[13 August 2010]
Forget the movie. By all accounts, Warner Brothers’ summer “blockbuster” Jonah Hex was a fairly awful mess even by Hollywood standards. (Full disclosure: I’ve never seen it.) Hex, a character who has been around since the early-‘70s, has been a perpetual second-string CD Comics property, a scar-faced, gun-totin’ vigilante with a heart of gold who shoots first and—aw hell, shoots is about all he does. Despite the mediocre movie, he’s had his moments of on-the-page cool.
No Way Back aims to continue the slow resuscitation of Hex into a more than second-tier character. Writers Gray and Palmiotti have released a series of graphic novels charting his adventures, with titles like Face Full of Vengeance and Lead Poisoning. Readers new to the series who wish to get an idea of how things kicked off could do worse than picking up the Origins graphic novel which collects a group of 2007 comics to clue the reader in to some early events in Hex’s life. That volume has the added advantage of some fine pencils by Jordi Bennett.
Which brings us to No Way Back, a book which aims to expand on the events of Origins and reveal how Hex’s early childhood set the stage for a lifetime of cold-blooded outlawry. Unfortunately, these revelations are hardly unique or even unusual; in fact they’re quite typical. One might have expected something more singular, given the way lil’ Jonah turned out.
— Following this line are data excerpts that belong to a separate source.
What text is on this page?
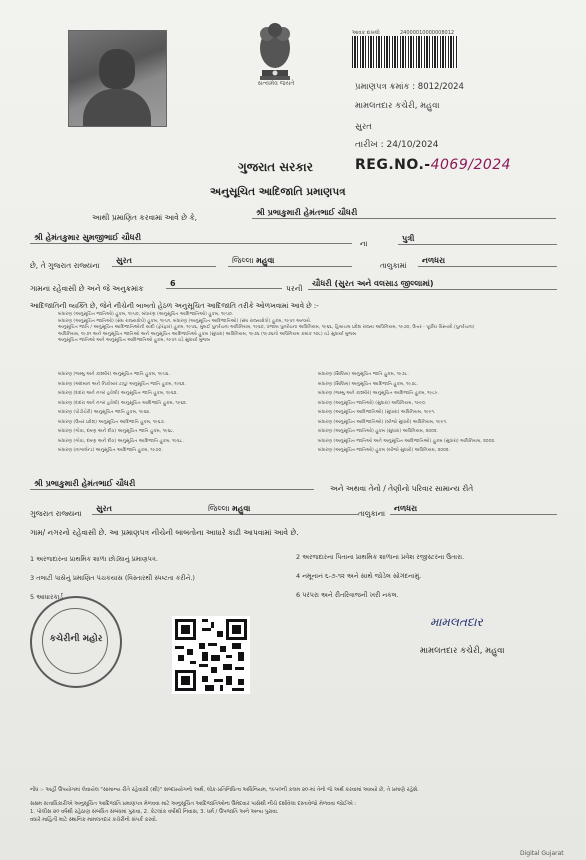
સત્યમેવ જયતે
આવક દાખલો	24000010000008012
પ્રમાણપત્ર ક્રમાંક : 8012/2024
મામલતદાર કચેરી, મહુવા
સુરત
તારીખ : 24/10/2024
ગુજરાત સરકાર	REG.NO.-4069/2024
અનુસૂચિત આદિજાતિ પ્રમાણપત્ર
આથી પ્રમાણિત કરવામાં આવે છે કે,
શ્રી પ્રભાકુમારી હેમંતભાઈ ચૌધરી
શ્રી હેમંતકુમાર સુમજીભાઈ ચૌધરી
ના
પુત્રી
છે, તે ગુજરાત રાજ્યના
સુરત	જિલ્લા મહુવા
તાલુકામાં
નળધરા
ગામના રહેવાસી છે અને જે અનુક્રમાંક
6
પરની
ચૌધરી (સુરત અને વલસાડ જીલ્લામાં)
આદિજાતિની વ્યક્તિ છે, જેને નીચેની બાબતો હેઠળ અનુસૂચિત આદિજાતિ તરીકે ઓળખવામાં આવે છે :-
બંધારણ (અનુસૂચિત જાતિઓ) હુકમ, ૧૯૫૦, બંધારણ (અનુસૂચિત આદિજાતિઓ) હુકમ, ૧૯૫૦.
બંધારણ (અનુસૂચિત જાતિઓ) (સંઘ રાજ્યક્ષેત્રો) હુકમ, ૧૯૫૧, બંધારણ (અનુસૂચિત આદિજાતિઓ) (સંઘ રાજ્યક્ષેત્રો) હુકમ, ૧૯૫૧ અન્વયે.
અનુસૂચિત જાતિ / અનુસૂચિત આદિજાતિઓની યાદી (ફેરફાર) હુકમ, ૧૯૫૬, મુંબઈ પુનર્રચના અધિનિયમ, ૧૯૬૦, પંજાબ પુનર્રચના અધિનિયમ, ૧૯૬૬, હિમાચલ પ્રદેશ રાજ્ય અધિનિયમ, ૧૯૭૦, ઉત્તર - પૂર્વીય વિસ્તારો (પુનર્રચના)
અધિનિયમ, ૧૯૭૧ અને અનુસૂચિત જાતિઓ અને અનુસૂચિત આદિજાતિઓ હુકમ (સુધારા) અધિનિયમ, ૧૯૭૬ (૧૯૭૬નો અધિનિયમ ક્રમાંક ૧૦૮) વડે સુધાર્યા મુજબ
અનુસૂચિત જાતિઓ અને અનુસૂચિત આદિજાતિઓ હુકમ, ૧૯૫૧ વડે સુધાર્યા મુજબ
બંધારણ (જમ્મુ અને કાશ્મીર) અનુસૂચિત જાતિ હુકમ, ૧૯૫૬.
બંધારણ (અંદમાન અને નિકોબાર ટાપુ) અનુસૂચિત જાતિ હુકમ, ૧૯૬૨.
બંધારણ (દાદરા અને નગર હવેલી) અનુસૂચિત જાતિ હુકમ, ૧૯૬૨.
બંધારણ (દાદરા અને નગર હવેલી) અનુસૂચિત આદિજાતિ હુકમ, ૧૯૬૨.
બંધારણ (પોંડીચેરી) અનુસૂચિત જાતિ હુકમ, ૧૯૬૪.
બંધારણ (ઉત્તર પ્રદેશ) અનુસૂચિત આદિજાતિ હુકમ, ૧૯૬૭.
બંધારણ (ગોવા, દમણ અને દીવ) અનુસૂચિત જાતિ હુકમ, ૧૯૬૮.
બંધારણ (ગોવા, દમણ અને દીવ) અનુસૂચિત આદિજાતિ હુકમ, ૧૯૬૮.
બંધારણ (નાગાલેન્ડ) અનુસૂચિત આદિજાતિ હુકમ, ૧૯૭૦.
બંધારણ (સિક્કિમ) અનુસૂચિત જાતિ હુકમ, ૧૯૭૮.
બંધારણ (સિક્કિમ) અનુસૂચિત આદિજાતિ હુકમ, ૧૯૭૮.
બંધારણ (જમ્મુ અને કાશ્મીર) અનુસૂચિત આદિજાતિ હુકમ, ૧૯૮૯.
બંધારણ (અનુસૂચિત જાતિઓ) (સુધારા) અધિનિયમ, ૧૯૯૦.
બંધારણ (અનુસૂચિત આદિજાતિઓ) (સુધારા) અધિનિયમ, ૧૯૯૧.
બંધારણ (અનુસૂચિત આદિજાતિઓ) (બીજો સુધારો) અધિનિયમ, ૧૯૯૧.
બંધારણ (અનુસૂચિત જાતિઓ) હુકમ (સુધારા) અધિનિયમ, ૨૦૦૨.
બંધારણ (અનુસૂચિત જાતિઓ અને અનુસૂચિત આદિજાતિઓ) હુકમ (સુધારા) અધિનિયમ, ૨૦૦૨.
બંધારણ (અનુસૂચિત જાતિઓ) હુકમ (બીજો સુધારો) અધિનિયમ, ૨૦૦૨.
શ્રી પ્રભાકુમારી હેમંતભાઈ ચૌધરી
અને અથવા તેનો / તેણીનો પરિવાર સામાન્ય રીતે
ગુજરાત રાજ્યના
સુરત	જિલ્લા મહુવા
તાલુકાના
નળધરા
ગામ/ નગરનો રહેવાસી છે. આ પ્રમાણપત્ર નીચેની બાબતોના આધારે કાઢી આપવામાં આવે છે.
1 અરજદારના પ્રાથમિક શાળા છોડ્યાનું પ્રમાણપત્ર.
3 તલાટી પાસેનું પ્રમાણિત પંચકયાસ (વિસ્તારથી સ્પષ્ટતા કરીને.)
5 આધારકાર્ડ
2 અરજદારના પિતાના પ્રાથમિક શાળાના પ્રવેશ રજીસ્ટરના ઉતારા.
4 નમૂનાનં ૬-૭-૧૨ અને સાથે જોડેલ સોગંદનામું.
6 પરંપરા અને રીતરિવાજની ખરી નકલ.
કચેરીની મહોર
મામલતદાર
મામલતદાર કચેરી, મહુવા
નોંધ :- અહીં ઉપયોગમાં લેવાયેલ "સામાન્ય રીતે રહેવાસી (થી)" શબ્દપ્રયોગનો અર્થ, લોક-પ્રતિનિધિત્વ અધિનિયમ, ૧૯૫૦ની કલમ ૨૦-માં તેનો જે અર્થ કરવામાં આવ્યો છે, તે પ્રમાણે રહેશે.
સક્ષમ સત્તાધિકારીએ અનુસૂચિત આદિજાતિ પ્રમાણપત્ર મેળવવા માટે અનુસૂચિત આદિજાતિઓના ઉમેદવાર પાસેથી નીચે દર્શાવેલા દસ્તાવેજો મેળવવા જોઈએ :
1. પોલીસ ૨૦ વર્ષથી રહેઠાણ સંબંધિત સંબંધમાં પુરાવા, 2. કેટલાંક વર્ષોથી નિવાસ, 3. ધર્મ / ઉપજાતિ અને અન્ય પુરાવા.
વધારે માહિતી માટે સ્થાનિક મામલતદાર કચેરીનો સંપર્ક કરવો.
Digital Gujarat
The story opens with Hex saving a Nevada town from a pack of bank robbers, and rewarding himself with the cheerful attentions of the local harlots—an oddly discolored group of women, one of whom resembles a sand-filled sausage tube. His relaxation is interrupted by news of a newly-levied bounty, which sends Hex into a shooting spree (admittedly not too difficult). It’s a bit surprising that the bounty has been levied, not on Hex, but on a member of his family.
This leads to the most important thematic thread in the story. Family crops up early and often in No Way Back, and it’s clear that the writers link Hex’s crippled family background with the shambling wreck he has become. Flashbacks fill in the gaps competently if unsurprisingly, while the present story presents a series of revelations that confront Jonah with family members he didn’t know he had. One of these encounters is genuinely moving; the longer of the two, which takes up much of the book’s second half, is primarily a way to keep the action galloping along.
The reader is also treated to the origin story of El Papagayo, a longstanding nemesis of Hex’s and the leader of a band of vicious outlaws. El Papagayo has caused Hex problems before, but here we get an account of his own youth, which is linked to Hex’s and which explains his apparently irrational hatred of the man.
It’s worth pointing out that Papagayo is Mexican, as are the other significant outlaws in the story, while the victims are overwhelmingly white. While there are various Anglo scavengers and badmen scattered throughout the story—Hex’s relatives among them—the Mexicans are portrayed with particular disgust, with spittle flying as they abuse women and so forth. Conversely, the only town of devoted pacifists is populated by God-fearing, Christian white folks. This is not a particular pattern in the other Hex books, but taken in isolation here, the ethnic division is disturbing.
Tony DeZuniga was the penciller for the very first Jonah Hex comics way back in 1972. His style has been descrtibed as “love it or hate it”, which seems fair. His sketchy style utilizes a great many short fine lines, which end up confusing the eye and tend to make characters look years older than they should. Worse, he is an uncommonly poor draughtsman. Besides the harlot-who-looks-like-a-sack-of-sand, there are many panels where human figures appear grotesquely distorted or clumsy.
One might defend the artwork by saying DeZuniga’s “primitive” style effectively mirrors the Old West milieu it portrays. Fair enough; certainly a slick, brightly-colored portrayal of Hex’s world would seem surrealistically wrong. Still, some middle ground between slick and sketchy might work better. Rob Schwager’s colors deserve a mention, as they improve the artwork noticeably. Working with a muted selection of grays, blues and browns, Schwager effectively conveys ruggedness and earthiness, while occasional splashes of color—a twilit sky, a woman’s dress, the feathers of a parrot—add visual depth and interest.
One final note: this is a very violent book. The first image is of a pile of corpses, and leafing through the pages, I count 26 murders, plus various beatings and slaps, an arm hacked off and sundry acts of violence against women, against children, against animals. Obviously all stories contain conflict, and Westerns as a genre are known for explosive violence, but this fairly slim volume packs in an awful lot of bloodshed with only slight pauses in between.
Ultimately, there is not a great deal new, here. This is a book which will appeal mainly to existing fans of Jonah Hex, which is no doubt exactly what the publisher expects. It’s hard to see this title having a great deal of crossover appeal for an audience of non-comics readers, though perhaps fans of the genre will be intrigued enough to follow up with the other volumes in Hex’s continually evolving catalogue.